His face tightened. “So I am. I’m sorry. That is inexcusable. I’ve been thinking about him a lot since that news broke. Poor devil.” He shivered a little and hunched his shoulders, knotting the muscles as if he were cold in spite of the sun. “I called on him. Wanted to tell him … I don’t know … perhaps only what you came to me to say, that I still regarded him as my friend. I don’t think him guilty of that charge, but I have no idea if he believed me.”
A dog scampered across their path carrying a stick in its mouth.
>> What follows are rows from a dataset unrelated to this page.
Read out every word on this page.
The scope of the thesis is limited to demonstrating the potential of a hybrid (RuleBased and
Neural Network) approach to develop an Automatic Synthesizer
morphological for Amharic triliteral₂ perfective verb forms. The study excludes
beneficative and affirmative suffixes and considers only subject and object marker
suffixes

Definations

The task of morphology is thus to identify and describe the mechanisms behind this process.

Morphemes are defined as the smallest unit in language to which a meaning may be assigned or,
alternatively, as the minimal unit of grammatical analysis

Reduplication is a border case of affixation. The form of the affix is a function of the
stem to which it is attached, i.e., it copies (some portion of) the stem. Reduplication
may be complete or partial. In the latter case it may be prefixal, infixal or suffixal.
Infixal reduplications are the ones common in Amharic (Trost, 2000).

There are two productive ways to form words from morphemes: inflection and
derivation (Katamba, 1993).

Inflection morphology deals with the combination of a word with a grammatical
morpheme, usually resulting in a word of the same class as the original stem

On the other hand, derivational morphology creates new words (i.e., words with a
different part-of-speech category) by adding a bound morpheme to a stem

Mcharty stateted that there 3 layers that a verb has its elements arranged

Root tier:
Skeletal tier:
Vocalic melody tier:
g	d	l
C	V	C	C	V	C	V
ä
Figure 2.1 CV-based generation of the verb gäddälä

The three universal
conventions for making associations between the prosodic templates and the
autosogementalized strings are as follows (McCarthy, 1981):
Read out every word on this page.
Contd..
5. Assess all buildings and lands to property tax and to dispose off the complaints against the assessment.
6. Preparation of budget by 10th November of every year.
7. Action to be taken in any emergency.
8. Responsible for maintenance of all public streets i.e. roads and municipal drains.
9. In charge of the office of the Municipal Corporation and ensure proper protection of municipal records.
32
He stared straight ahead. “Perhaps I should have had the courage to tell him I was a victim of the same blackmail, but I couldn’t bring myself to tell even him what it accused me of. I do not admire myself for that. I wish now that I had. Then he might have known I believed him. But I suppose if I were honest, I was afraid he would not believe me.” He swung around to face her again. “That is the thing; I am not sure of anybody anymore. I mistrust where I would never have thought of it even a month ago. People offer me decency, friendship, kindness, and I look at them and doubt. I try to see motives behind which are ugliness and duplicity, double meanings to remarks that are made in innocence. I am tainting even the good that I have.”